Management Lessons from the World Series

The phrase “gut-wrenching” was much in use in New York City this past week following the tough loss by the New York Mets to the Kansas City Royals last Sunday in the fifth and final game of baseball’s World Series.

In the end, it was a failure to pay attention to fundamentals that did the Mets in, suggests Dana Deasy, chief information officer at JPMorgan Chase & Co. Knowledge@Wharton caught up with him at a recent Knowledge@Wharton-Momentum conference in New York, “Fast Forward: Executive Strategies for Personal Digital Transformation,” where he was a featured speaker. He outlined three specific mistakes in fundamentals by the Mets in this Knowledge@Wharton interview, starting with noting that the Royals runner that tied the score in the ninth inning of the final game probably should never have gotten on base to begin with.

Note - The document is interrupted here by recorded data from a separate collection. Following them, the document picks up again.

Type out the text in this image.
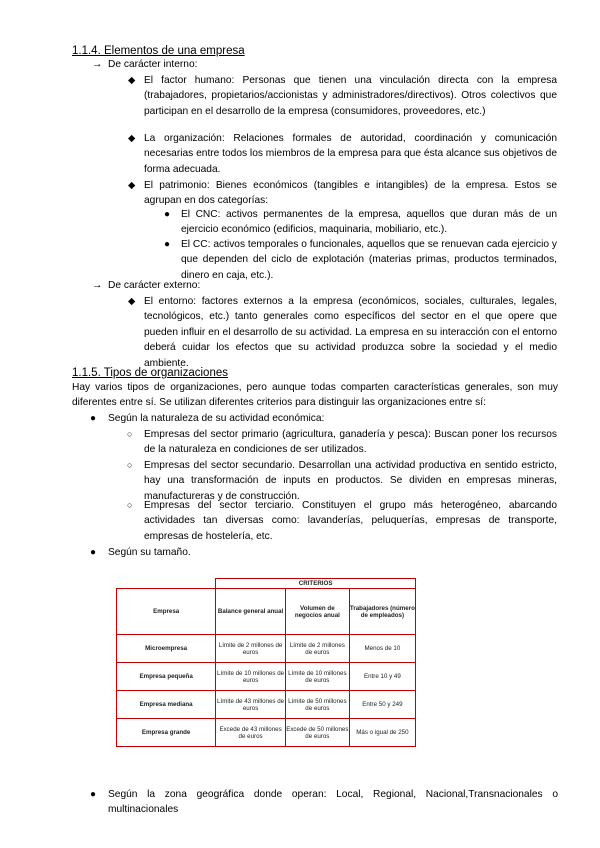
1.1.4. Elementos de una empresa
→ De carácter interno:
◆ El factor humano: Personas que tienen una vinculación directa con la empresa (trabajadores, propietarios/accionistas y administradores/directivos). Otros colectivos que participan en el desarrollo de la empresa (consumidores, proveedores, etc.)
◆ La organización: Relaciones formales de autoridad, coordinación y comunicación necesarias entre todos los miembros de la empresa para que ésta alcance sus objetivos de forma adecuada.
◆ El patrimonio: Bienes económicos (tangibles e intangibles) de la empresa. Estos se agrupan en dos categorías:
● El CNC: activos permanentes de la empresa, aquellos que duran más de un ejercicio económico (edificios, maquinaria, mobiliario, etc.).
● El CC: activos temporales o funcionales, aquellos que se renuevan cada ejercicio y que dependen del ciclo de explotación (materias primas, productos terminados, dinero en caja, etc.).
→ De carácter externo:
◆ El entorno: factores externos a la empresa (económicos, sociales, culturales, legales, tecnológicos, etc.) tanto generales como específicos del sector en el que opere que pueden influir en el desarrollo de su actividad. La empresa en su interacción con el entorno deberá cuidar los efectos que su actividad produzca sobre la sociedad y el medio ambiente.
1.1.5. Tipos de organizaciones
Hay varios tipos de organizaciones, pero aunque todas comparten características generales, son muy diferentes entre sí. Se utilizan diferentes criterios para distinguir las organizaciones entre sí:
● Según la naturaleza de su actividad económica:
○ Empresas del sector primario (agricultura, ganadería y pesca): Buscan poner los recursos de la naturaleza en condiciones de ser utilizados.
○ Empresas del sector secundario. Desarrollan una actividad productiva en sentido estricto, hay una transformación de inputs en productos. Se dividen en empresas mineras, manufactureras y de construcción.
○ Empresas del sector terciario. Constituyen el grupo más heterogéneo, abarcando actividades tan diversas como: lavanderías, peluquerías, empresas de transporte, empresas de hostelería, etc.
● Según su tamaño.
	CRITERIOS		
Empresa	Balance general anual	Volumen de negocios anual	Trabajadores (número de empleados)
Microempresa	Límite de 2 millones de euros	Límite de 2 millones de euros	Menos de 10
Empresa pequeña	Límite de 10 millones de euros	Límite de 10 millones de euros	Entre 10 y 49
Empresa mediana	Límite de 43 millones de euros	Límite de 50 millones de euros	Entre 50 y 249
Empresa grande	Excede de 43 millones de euros	Excede de 50 millones de euros	Más o igual de 250
● Según la zona geográfica donde operan: Local, Regional, Nacional,Transnacionales o multinacionales
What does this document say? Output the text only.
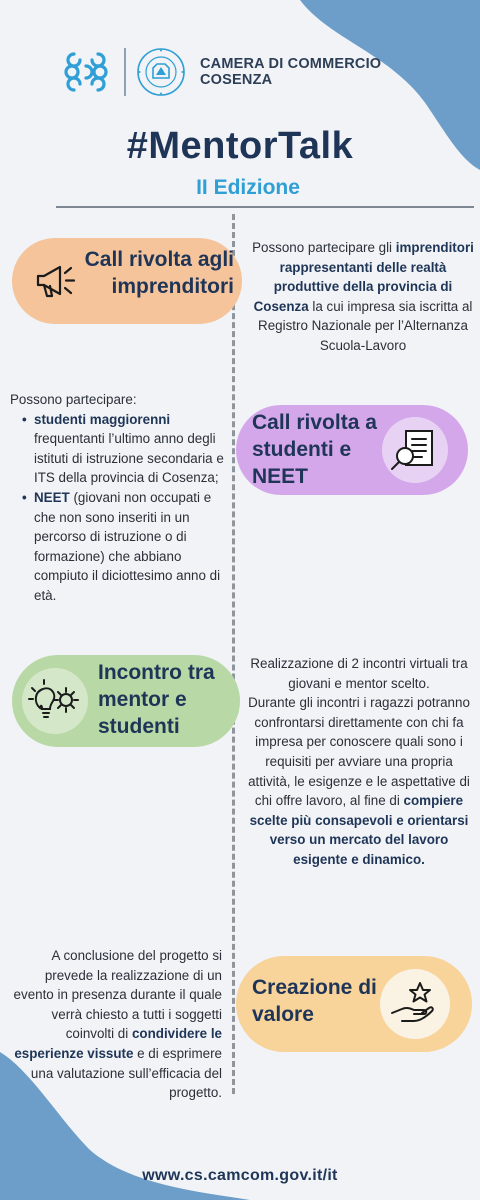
CAMERA DI COMMERCIO
COSENZA
#MentorTalk
II Edizione
Call rivolta agli imprenditori
Possono partecipare gli imprenditori rappresentanti delle realtà produttive della provincia di Cosenza la cui impresa sia iscritta al Registro Nazionale per l’Alternanza Scuola-Lavoro
Possono partecipare:
• studenti maggiorenni frequentanti l’ultimo anno degli istituti di istruzione secondaria e ITS della provincia di Cosenza;
• NEET (giovani non occupati e che non sono inseriti in un percorso di istruzione o di formazione) che abbiano compiuto il diciottesimo anno di età.
Call rivolta a studenti e NEET
Incontro tra mentor e studenti
Realizzazione di 2 incontri virtuali tra giovani e mentor scelto.
Durante gli incontri i ragazzi potranno confrontarsi direttamente con chi fa impresa per conoscere quali sono i requisiti per avviare una propria attività, le esigenze e le aspettative di chi offre lavoro, al fine di compiere scelte più consapevoli e orientarsi verso un mercato del lavoro esigente e dinamico.
A conclusione del progetto si prevede la realizzazione di un evento in presenza durante il quale verrà chiesto a tutti i soggetti coinvolti di condividere le esperienze vissute e di esprimere una valutazione sull’efficacia del progetto.
Creazione di valore
www.cs.camcom.gov.it/it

An edited transcript appears below.

As I woke up this morning and I was truly devastated about the Mets losing the World Series. But I could not help but reflect that, this is like Management 101. There were three things I saw occur in that series that were good reminders to all of us as leaders.

First of all, take the very last game. At the end of the day we should always listen to our employees. But as leaders, we need to take the final decision. Twitter  I’m not sure that is what the manager did in that last game. [Editor’s note: Mets manager Terry Collins decided to replace pitcher Matt Harvey, after Harvey had pitched eight innings with no runs scored by the opposing Kansas City Royals. Collins thought a fresh reliever offered the best chance of winning. But Collins reportedly allowed Harvey to talk him into keeping him in the game, and the Royals tied the game in the ninth inning and eventually won the game in extra innings.]

Second, I think about the runner [Yoenis Cespedes in Game 4] that was out at first when that line drive was caught. We talk in business all the time about making sure we really understand the fundamentals of what we do, day-in and day-out, and practicing it, and making sure everybody understands their role. And clearly, somebody forgot the fundamentals there. [In baseball, runners can advance when a fly ball is hit into the air only if they “tag up” — touch the base they are at — after the fly ball is caught. But when the batting team has two outs, on-base runners don’t bother to tag up because, if the ball is caught, the inning is over anyway. Cespedes acted as if there were two outs, but there was only one out. He was caught off base, making the third and final out.]

And finally, if you go back to Game 1, when that homerun was hit [in the ninth inning], it’s a really good reminder. Just when you think you are getting comfortable, and everything is going down the path – you expect the outcome to be a certain way – how fast and sudden things can change, and how you have to be prepared for the sudden changes. [the Mets’ excellent relief pitcher, Jeurys Familia, who had performed so strongly during the regular season, had an uncharacteristic lapse and gave up a ninth-inning home run to tie the game, and the Mets eventually lost 5-4.]